Anies mengatakan, Indonesia bukanlah negara berdasar satu agama, namun Indonesia juga bukan sebuah negara yang alergi agama apalagi anti-agama. Prinsip ketuhanan ini kemudian diwujudkan pula dengan hadirnya rasa kemanusiaan dan hadirnya rasa keadilan bagi seluruh rakyat, tanpa ada yang terpinggirkan, terugikan, apalagi yang tidak dimanusiakan dalam kehidupannya.
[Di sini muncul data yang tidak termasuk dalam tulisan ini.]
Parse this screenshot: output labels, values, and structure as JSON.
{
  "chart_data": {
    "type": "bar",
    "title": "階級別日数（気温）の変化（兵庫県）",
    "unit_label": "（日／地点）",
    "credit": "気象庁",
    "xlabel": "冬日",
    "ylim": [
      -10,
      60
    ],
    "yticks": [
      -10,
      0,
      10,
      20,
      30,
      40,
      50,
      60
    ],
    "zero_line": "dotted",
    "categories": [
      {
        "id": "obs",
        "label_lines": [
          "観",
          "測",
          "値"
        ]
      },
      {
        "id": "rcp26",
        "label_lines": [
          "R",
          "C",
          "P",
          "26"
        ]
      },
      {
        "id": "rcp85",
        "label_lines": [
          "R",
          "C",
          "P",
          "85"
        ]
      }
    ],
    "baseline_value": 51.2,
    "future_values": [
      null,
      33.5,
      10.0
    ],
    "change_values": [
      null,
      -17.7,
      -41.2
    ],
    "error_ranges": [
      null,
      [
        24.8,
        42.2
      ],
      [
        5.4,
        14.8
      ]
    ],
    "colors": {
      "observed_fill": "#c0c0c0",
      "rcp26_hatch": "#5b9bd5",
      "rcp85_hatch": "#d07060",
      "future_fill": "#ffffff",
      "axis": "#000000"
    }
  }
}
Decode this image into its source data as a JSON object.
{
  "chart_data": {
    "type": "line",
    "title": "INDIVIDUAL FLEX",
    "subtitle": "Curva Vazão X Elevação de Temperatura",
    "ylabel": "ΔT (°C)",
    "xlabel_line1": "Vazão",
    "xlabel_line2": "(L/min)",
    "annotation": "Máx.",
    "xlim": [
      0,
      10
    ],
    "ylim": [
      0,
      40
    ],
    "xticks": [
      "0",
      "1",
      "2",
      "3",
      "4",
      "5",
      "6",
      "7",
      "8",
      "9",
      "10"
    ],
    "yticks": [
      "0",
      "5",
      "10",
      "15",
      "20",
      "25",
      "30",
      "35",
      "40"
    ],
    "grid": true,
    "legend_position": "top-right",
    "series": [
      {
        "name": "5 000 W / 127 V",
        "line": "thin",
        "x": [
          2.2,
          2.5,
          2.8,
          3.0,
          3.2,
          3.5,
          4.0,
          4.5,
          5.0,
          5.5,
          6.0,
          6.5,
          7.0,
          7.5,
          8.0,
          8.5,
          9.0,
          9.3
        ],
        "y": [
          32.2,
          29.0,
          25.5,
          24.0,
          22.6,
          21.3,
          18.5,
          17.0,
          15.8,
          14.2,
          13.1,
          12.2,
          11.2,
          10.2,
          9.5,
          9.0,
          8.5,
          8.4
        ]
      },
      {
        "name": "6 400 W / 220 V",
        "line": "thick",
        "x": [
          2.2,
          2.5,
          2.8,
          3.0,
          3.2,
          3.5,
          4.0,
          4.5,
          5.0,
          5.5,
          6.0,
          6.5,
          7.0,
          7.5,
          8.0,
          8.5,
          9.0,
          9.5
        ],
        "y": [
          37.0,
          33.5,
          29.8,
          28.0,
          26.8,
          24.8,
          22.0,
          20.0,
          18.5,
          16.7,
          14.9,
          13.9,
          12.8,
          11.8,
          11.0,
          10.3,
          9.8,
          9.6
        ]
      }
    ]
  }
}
Dipenjelasan berikutnya, kata-kata Anies lebih menghujam. Anies membabat klaim Ahok-Djarot dan pendukungnya dengan argumentasi berbasis tafsirnya atas Pancasila. Dia mengambil hati para pendukungnya. Mereka yang hadir di lapangan Balai Kota kian tertawan dengan ucapannya ketika secara eksplisit Anies menyebut pengelolaan teluk dan pengelolaan pulau tidak boleh diletakkan atas dasar kepentingan individu atau kelompok. Seketika riuh tepuk tangan dan teriakan takbir menyentak. Kian jelas, di mana dia 'berdiri'.
Semua itu tak lepas dari perjalanan panjang perebutan tahta menuju kursi pemimpin Ibu Kota. Anies tampaknya melanjutkan posisi diametral dengan kebijakan-kebijakan Ahok-Djarot. Ini yang dimainkan Anies-Sandi sejak kampanye putaran pertama hingga berdampak signifikan terhadap elektoral mereka. Itu saya tuangkan di tulisan sebelumnya, 'Anies-Sandi, Reklamasi dan Bandul yang Berbalik'.
Pidato ini perlahan mulai diwujudkan di pekan pertama kepemimpinan mereka. Anies-Sandi menyentak dengan menyebut enam proyek era Ahok-Djarot terancam molor. Mereka mengumpulkan seluruh jajaran untuk mengevaluasi dan menemukan jalan keluar.
Di hari berikutnya, keduanya mendatangi kantor Kejaksaan Tinggi DKI. Usai pertemuan, Kepala Kejati DKI Toni Spontana menyebut akan mengawal proyek-proyek tersebut. Pesannya jelas, Anies-Sandi mengirim isyarat adanya ketidakberesan dalam manajemen pengerjaan proyek yang dimulai sejak 2016 itu.
Di hari Jumat (20/10), pemimpin baru Ibu Kota itu kian menusuk. Pemilik lahan di Fatmawati, Jakarta Selatan, akhirnya merelakan lahannya dieksekusi. Tarik ulur antara pemilik lahan dan Pemprov DKI itu yang selama ini menghambat pembangunan MRT, bahkan berujung ke meja peradilan. Anies-Sandi lantas datang, pemilik lahan merelakan.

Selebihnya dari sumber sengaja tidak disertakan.